The population of people without ESRD but still covered by Medicare under the age of 65 tends to be non-representative of the general population under the age of 65. For this reason, Table 6.5 focuses on comparisons between the ESRD population and the general Medicare population using age groups starting at age 65, where the Medicare population is expected to be much more representative. Dialysis patients over the age of 75 years experienced mortality rates 3.8 times higher for males and 4.0 times higher for females, compared with males and females in the general Medicare population (Table 6.5). Among kidney transplant patients, mortality rates were 2.5-2.9 times higher than for the general Medicare population aged 65-74, and 1.3-1.5 times higher at age 75 and older.

Table 6.5 Adjusted mortality (deaths per 1,000 patient-years) by age, sex, treatment modality, and comorbidity among ESRD patients and the general Medicare population, 2013-2014

Comparison to Comorbidity-Specific Medicare Patients

From 1996 to 2014, adjusted mortality among ESRD patients aged 65 years and older declined by 51%, from 348 to 171 per 1,000 patient-years (Figure 6.4). Among dialysis patients, adjusted mortality fell 39%, from 360 to 218. Among transplant patients, adjusted mortality fell 24%, from 96 to 74. The decline in mortality for dialysis patients was greater than for other major diagnostic groups, including cancer, diabetes, congestive heart failure (CHF), cerebrovascular accident/transient ischemic attack (CVA/TIA), and acute myocardial infarction (AMI). Adjusted mortality fell 37% for patients with cancer and 33% for patients with diabetes, but somewhat less for cardiovascular conditions, at 21% for heart failure, 28% for CVA/TIA, and 22% for AMI.

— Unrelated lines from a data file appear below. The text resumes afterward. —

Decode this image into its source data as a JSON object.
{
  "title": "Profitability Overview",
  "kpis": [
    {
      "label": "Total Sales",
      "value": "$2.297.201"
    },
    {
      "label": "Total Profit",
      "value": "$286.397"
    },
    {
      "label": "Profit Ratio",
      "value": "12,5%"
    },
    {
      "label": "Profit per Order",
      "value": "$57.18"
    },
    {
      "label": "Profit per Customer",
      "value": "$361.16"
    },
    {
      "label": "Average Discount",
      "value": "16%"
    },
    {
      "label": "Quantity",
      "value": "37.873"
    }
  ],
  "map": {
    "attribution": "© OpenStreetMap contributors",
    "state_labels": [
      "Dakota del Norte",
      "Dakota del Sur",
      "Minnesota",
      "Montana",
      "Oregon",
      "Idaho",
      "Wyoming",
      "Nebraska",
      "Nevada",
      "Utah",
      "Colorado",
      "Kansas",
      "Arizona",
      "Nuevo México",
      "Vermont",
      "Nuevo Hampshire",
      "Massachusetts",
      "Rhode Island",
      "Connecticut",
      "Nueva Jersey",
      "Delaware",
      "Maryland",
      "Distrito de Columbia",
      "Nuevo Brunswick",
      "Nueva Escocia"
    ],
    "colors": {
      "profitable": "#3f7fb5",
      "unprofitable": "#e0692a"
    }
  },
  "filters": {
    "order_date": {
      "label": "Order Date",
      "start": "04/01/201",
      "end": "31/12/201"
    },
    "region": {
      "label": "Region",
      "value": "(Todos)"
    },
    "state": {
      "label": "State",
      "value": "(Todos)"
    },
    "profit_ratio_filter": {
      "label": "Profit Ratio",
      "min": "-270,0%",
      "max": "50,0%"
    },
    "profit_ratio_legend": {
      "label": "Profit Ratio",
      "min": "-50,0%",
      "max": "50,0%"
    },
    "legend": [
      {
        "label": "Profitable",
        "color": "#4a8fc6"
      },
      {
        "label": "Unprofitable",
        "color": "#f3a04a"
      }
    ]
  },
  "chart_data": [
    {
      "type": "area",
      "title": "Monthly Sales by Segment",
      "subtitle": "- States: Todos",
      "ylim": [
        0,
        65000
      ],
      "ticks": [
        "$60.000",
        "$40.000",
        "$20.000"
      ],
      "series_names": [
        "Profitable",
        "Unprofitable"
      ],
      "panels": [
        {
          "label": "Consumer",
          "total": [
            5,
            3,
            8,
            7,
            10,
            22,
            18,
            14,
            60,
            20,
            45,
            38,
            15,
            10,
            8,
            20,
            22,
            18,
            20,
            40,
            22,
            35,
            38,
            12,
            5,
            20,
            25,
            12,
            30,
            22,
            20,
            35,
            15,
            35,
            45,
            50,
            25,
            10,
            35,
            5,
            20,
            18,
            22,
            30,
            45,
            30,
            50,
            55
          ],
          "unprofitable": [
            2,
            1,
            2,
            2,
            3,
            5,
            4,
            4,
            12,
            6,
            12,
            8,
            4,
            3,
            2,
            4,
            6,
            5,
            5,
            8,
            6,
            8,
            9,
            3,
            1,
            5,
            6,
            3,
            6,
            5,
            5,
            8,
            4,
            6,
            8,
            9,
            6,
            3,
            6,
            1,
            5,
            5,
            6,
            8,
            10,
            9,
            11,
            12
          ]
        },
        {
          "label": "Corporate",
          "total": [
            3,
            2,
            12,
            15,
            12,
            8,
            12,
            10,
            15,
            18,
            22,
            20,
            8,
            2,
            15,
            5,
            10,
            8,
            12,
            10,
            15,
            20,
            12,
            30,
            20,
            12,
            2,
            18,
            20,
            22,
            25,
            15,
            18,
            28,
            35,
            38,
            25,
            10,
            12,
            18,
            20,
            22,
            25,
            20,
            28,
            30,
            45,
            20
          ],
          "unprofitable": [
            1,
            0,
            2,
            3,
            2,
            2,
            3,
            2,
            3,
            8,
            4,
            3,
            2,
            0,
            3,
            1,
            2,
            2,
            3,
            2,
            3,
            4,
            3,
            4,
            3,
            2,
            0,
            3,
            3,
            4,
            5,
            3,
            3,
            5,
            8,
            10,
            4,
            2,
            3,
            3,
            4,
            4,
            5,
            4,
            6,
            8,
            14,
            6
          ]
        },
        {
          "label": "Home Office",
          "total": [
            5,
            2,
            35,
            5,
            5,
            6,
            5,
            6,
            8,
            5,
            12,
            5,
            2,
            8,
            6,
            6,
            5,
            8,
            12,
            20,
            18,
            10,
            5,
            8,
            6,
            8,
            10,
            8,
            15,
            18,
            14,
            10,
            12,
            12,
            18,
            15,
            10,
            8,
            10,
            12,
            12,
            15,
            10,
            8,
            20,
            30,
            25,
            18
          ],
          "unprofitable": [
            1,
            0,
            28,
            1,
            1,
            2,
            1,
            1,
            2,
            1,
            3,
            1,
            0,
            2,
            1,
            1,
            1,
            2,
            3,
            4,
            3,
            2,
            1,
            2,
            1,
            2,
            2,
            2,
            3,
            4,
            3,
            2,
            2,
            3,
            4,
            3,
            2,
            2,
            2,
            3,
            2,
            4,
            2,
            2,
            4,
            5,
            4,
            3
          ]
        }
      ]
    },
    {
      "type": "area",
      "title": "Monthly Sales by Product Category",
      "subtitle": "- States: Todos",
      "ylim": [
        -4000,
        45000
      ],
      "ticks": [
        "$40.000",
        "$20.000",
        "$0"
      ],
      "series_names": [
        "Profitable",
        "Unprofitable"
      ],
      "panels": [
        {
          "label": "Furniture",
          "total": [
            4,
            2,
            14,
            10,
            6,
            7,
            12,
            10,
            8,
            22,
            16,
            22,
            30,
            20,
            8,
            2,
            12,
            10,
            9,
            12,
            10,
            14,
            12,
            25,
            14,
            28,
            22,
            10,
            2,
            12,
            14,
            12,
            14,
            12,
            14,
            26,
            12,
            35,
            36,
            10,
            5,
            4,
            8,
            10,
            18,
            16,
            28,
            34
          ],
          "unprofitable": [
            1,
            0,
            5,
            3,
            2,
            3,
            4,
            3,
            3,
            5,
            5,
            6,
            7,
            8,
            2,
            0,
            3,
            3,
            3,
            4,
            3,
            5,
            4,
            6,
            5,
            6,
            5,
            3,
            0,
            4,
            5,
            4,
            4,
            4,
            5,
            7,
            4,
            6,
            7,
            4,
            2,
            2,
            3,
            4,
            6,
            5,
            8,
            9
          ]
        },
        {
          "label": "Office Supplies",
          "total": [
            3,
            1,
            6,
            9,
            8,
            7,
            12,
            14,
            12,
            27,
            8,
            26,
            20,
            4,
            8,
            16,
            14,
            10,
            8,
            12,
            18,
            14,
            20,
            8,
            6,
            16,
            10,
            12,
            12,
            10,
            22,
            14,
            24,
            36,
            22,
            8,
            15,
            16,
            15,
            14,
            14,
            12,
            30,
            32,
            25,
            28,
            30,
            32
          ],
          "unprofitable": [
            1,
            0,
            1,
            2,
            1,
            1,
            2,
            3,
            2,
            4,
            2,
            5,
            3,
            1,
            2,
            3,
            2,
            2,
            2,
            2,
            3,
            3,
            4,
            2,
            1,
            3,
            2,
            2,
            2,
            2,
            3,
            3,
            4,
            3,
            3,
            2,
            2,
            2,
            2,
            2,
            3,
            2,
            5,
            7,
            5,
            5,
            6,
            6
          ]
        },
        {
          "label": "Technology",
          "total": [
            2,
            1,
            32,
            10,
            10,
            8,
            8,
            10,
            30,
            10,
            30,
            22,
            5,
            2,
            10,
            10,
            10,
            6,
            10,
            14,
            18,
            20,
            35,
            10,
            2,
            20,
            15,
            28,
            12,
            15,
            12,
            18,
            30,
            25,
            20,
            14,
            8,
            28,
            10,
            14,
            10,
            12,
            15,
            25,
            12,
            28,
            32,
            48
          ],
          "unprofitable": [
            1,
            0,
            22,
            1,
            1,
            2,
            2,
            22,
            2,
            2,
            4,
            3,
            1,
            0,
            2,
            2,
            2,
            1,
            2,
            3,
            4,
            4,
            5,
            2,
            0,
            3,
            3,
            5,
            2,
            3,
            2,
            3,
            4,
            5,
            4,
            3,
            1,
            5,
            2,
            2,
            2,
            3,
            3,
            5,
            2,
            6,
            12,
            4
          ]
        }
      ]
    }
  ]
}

In 2014, mortality rates among dialysis patients aged 65 years and older ranged from 1.6 times higher than mortality rates among heart failure patients to 4.1 times higher than mortality rates among patients with diabetes. For transplant patients aged 65 and older, the mortality rate was within the range of mortality rates for Medicare patients with the other listed conditions.

Figure 6.4 Adjusted mortality (deaths per 1,000 patient-years) by calendar year, treatment modality, and comorbidity among ESRD patients and comorbidity-specific Medicare populations aged 65 & older, 1996-2014

References

Foley RN, Chen SC, Solid CA, Gilbertson DT, Collins AJ. Early mortality in patients starting dialysis appears to go unregistered. Kidney Int 2014;86(2):392-398.

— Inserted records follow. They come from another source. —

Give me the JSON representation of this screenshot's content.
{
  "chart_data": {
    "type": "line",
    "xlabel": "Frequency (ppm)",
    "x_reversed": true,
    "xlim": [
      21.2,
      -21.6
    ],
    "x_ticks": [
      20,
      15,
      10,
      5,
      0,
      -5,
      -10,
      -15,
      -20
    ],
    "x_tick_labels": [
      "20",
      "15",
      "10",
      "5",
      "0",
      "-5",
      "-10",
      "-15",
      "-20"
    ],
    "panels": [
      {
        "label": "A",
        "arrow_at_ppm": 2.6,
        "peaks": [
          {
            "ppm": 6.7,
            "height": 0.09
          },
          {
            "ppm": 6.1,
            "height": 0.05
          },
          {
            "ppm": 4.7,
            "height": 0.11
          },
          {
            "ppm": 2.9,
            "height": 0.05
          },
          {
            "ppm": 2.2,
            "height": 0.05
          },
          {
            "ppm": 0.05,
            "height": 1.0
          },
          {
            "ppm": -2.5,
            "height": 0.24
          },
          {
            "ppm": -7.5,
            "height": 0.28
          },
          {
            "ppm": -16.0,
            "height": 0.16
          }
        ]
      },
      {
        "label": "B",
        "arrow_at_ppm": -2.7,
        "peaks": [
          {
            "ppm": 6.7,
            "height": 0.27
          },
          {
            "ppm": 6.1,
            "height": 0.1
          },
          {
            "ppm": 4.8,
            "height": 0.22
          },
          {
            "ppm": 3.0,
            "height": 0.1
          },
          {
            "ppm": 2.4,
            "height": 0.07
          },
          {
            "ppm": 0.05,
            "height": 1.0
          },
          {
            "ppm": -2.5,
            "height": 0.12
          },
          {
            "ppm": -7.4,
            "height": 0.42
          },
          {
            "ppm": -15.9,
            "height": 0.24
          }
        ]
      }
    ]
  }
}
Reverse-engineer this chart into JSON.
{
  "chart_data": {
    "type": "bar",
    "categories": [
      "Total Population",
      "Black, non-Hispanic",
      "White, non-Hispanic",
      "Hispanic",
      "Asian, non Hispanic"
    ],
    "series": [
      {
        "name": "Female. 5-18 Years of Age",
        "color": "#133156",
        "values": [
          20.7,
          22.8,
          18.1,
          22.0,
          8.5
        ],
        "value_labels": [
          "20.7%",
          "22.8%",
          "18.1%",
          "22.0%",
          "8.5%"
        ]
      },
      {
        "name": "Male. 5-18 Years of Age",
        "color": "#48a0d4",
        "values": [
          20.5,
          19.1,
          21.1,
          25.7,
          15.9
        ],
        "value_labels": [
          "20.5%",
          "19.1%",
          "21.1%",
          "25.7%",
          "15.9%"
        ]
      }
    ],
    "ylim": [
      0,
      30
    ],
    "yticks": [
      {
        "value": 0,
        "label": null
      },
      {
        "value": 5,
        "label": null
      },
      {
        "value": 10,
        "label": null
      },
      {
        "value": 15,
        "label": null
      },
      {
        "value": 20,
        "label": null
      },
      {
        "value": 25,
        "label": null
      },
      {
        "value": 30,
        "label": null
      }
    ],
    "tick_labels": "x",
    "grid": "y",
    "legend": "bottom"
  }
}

National Center for Health Statistics. National Vital Statistics Reports. Table 7. Life expectancy at selected ages, by race, Hispanic origin, race for non-Hispanic population, and sex: United States, 2013. 2016;64(2):30. http://www.cdc.gov/nchs/data/nvsr/nvsr64/nvsr64_02.pdf. Accessed September 13, 2016.

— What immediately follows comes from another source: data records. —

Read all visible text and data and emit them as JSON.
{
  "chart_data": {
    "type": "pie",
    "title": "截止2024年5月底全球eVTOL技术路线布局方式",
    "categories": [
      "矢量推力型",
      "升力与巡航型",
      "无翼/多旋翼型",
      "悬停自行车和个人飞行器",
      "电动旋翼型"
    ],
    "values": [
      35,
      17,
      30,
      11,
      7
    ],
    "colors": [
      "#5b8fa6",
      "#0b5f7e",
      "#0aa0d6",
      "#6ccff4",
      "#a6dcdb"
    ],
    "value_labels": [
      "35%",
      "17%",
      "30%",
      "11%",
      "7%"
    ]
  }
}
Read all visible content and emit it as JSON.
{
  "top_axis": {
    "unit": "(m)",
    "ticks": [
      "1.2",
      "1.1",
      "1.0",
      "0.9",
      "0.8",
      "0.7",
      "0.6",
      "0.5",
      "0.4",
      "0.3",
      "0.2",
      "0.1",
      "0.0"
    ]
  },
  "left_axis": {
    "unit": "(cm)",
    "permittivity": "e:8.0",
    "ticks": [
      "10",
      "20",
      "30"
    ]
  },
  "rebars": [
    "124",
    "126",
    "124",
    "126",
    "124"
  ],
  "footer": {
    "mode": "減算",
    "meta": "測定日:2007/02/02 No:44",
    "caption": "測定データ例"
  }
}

Robinson, Bruce M., Jinyao Zhang, Hal Morgenstern, Brian D. Bradbury, Leslie J. Ng, Keith P. McCullough, Brenda W. Gillespie, Raymond Hakim, Hugh Rayner, Joan Fort, Tadao Akizawa, Francesca Tentori, and Ronald L. Pisoni. Worldwide, mortality risk is high soon after initiation of hemodialysis. Kidney Int. 2014 Jan;85(1):158-65. doi: 10.1038/ki.2013.252.

Social Security Administration. Period Life Table, 2013. Estimates from the 2016 Trustees Report. https://www.ssa.gov/oact/STATS/table4c6.html. Accessed September 9, 2016.

Yan G, Norris KC, Yu AJ, Ma JZ, Greene T, Yu W, Cheung AK. The relationship of age, race, and ethnicity with survival in dialysis patients. Clin J Am Soc Nephrol 2013;8(6):953-961.